Anass Aghbalou, François Portier, Anne Sabourin
TL;DR
This work addresses the challenge of learning under severe class imbalance by focusing on the balanced risk $\mathcal{R}_p(g)$, which reweights minority and majority errors. It develops non-asymptotic bounds in the relative rarity regime $p\to 0$, showing that estimation errors scale with the effective minority sample size $np$ rather than $n$, and proves fast-rate results $O(1/(np))$ under a Bernstein condition.
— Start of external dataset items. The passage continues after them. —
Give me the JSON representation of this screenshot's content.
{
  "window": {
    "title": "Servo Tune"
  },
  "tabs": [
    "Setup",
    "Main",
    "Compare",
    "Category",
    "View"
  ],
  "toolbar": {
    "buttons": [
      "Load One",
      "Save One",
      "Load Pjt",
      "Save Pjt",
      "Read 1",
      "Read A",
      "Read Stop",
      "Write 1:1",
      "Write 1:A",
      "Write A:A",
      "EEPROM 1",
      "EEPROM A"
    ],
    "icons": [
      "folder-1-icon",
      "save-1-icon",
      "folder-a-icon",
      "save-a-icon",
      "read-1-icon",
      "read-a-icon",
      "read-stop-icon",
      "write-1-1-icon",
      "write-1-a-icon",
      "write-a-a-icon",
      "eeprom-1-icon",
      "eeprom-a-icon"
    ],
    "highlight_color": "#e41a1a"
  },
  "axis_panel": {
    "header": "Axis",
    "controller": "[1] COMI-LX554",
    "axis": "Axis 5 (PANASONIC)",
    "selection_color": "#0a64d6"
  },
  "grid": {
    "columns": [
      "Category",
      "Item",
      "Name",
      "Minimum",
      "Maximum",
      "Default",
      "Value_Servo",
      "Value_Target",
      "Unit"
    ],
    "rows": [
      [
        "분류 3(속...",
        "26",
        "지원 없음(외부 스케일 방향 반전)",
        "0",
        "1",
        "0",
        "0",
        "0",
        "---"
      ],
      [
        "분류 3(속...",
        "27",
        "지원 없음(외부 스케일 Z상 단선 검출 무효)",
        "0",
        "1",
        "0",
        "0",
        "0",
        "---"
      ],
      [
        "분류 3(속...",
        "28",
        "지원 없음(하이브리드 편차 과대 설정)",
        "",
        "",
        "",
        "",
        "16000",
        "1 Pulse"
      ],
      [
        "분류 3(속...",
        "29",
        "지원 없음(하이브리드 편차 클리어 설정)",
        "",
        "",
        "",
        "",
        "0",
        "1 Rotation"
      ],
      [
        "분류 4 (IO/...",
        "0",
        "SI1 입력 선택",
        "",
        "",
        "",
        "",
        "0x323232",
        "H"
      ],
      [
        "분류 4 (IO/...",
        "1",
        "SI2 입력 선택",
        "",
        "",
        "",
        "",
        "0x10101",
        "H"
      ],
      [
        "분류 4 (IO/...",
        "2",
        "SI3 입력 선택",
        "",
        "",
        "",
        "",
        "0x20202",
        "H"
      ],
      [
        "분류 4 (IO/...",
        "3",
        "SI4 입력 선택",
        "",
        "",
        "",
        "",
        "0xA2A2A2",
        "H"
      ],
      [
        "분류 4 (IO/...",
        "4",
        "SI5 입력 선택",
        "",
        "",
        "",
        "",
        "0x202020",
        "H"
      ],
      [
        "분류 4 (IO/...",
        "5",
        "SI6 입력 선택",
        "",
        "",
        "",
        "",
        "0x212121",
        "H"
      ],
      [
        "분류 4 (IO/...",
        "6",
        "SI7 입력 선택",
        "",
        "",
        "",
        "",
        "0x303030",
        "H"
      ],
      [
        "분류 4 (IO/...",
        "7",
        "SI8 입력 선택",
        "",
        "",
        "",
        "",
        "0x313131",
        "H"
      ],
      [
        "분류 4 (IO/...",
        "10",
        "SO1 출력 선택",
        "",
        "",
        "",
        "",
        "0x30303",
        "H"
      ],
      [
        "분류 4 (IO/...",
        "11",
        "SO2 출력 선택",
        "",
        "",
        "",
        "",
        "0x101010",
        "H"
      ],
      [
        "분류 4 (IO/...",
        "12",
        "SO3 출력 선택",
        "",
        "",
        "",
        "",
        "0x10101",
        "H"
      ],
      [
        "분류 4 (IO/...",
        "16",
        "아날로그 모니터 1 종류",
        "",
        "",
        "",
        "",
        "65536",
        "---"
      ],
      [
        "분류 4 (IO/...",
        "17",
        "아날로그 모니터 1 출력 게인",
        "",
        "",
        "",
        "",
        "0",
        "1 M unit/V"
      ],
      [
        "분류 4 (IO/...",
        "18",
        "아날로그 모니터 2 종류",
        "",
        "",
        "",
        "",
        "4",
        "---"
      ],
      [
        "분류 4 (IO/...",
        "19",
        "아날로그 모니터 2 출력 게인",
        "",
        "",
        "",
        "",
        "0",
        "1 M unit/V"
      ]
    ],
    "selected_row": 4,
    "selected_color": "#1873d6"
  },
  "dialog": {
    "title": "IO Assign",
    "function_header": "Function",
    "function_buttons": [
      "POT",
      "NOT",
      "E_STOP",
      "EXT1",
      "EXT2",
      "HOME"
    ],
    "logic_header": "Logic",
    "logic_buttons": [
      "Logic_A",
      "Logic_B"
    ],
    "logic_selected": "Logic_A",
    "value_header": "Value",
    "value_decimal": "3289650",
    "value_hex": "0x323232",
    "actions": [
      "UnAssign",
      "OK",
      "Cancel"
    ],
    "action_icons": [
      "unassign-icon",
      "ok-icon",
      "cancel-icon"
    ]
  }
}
The authors establish a first deviation inequality for balanced risks over VC-type function classes and apply it to both constrained ERM and balanced $k$-NN, establishing consistency when $kp\to\infty$ and fast rates for ERM. Numerical experiments on synthetic data corroborate the theory, illustrating the learning frontier defined by $np$ and the practical benefits of class weighting for imbalanced classification tasks. These results advance theoretical guarantees in imbalanced learning and pave the way for robust, fast-converging methods in highly skewed domains.
Abstract
When dealing with imbalanced classification data, reweighting the loss function is a standard procedure allowing to equilibrate between the true positive and true negative rates within the risk measure. Despite significant theoretical work in this area, existing results do not adequately address a main challenge within the imbalanced classification framework, which is the negligible size of one class in relation to the full sample size and the need to rescale the risk function by a probability tending to zero. To address this gap, we present two novel contributions in the setting where the rare class probability approaches zero: (1) a non asymptotic fast rate probability bound for constrained balanced empirical risk minimization, and (2) a consistent upper bound for balanced nearest neighbors estimates. Our findings provide a clearer understanding of the benefits of class-weighting in realistic settings, opening new avenues for further research in this field.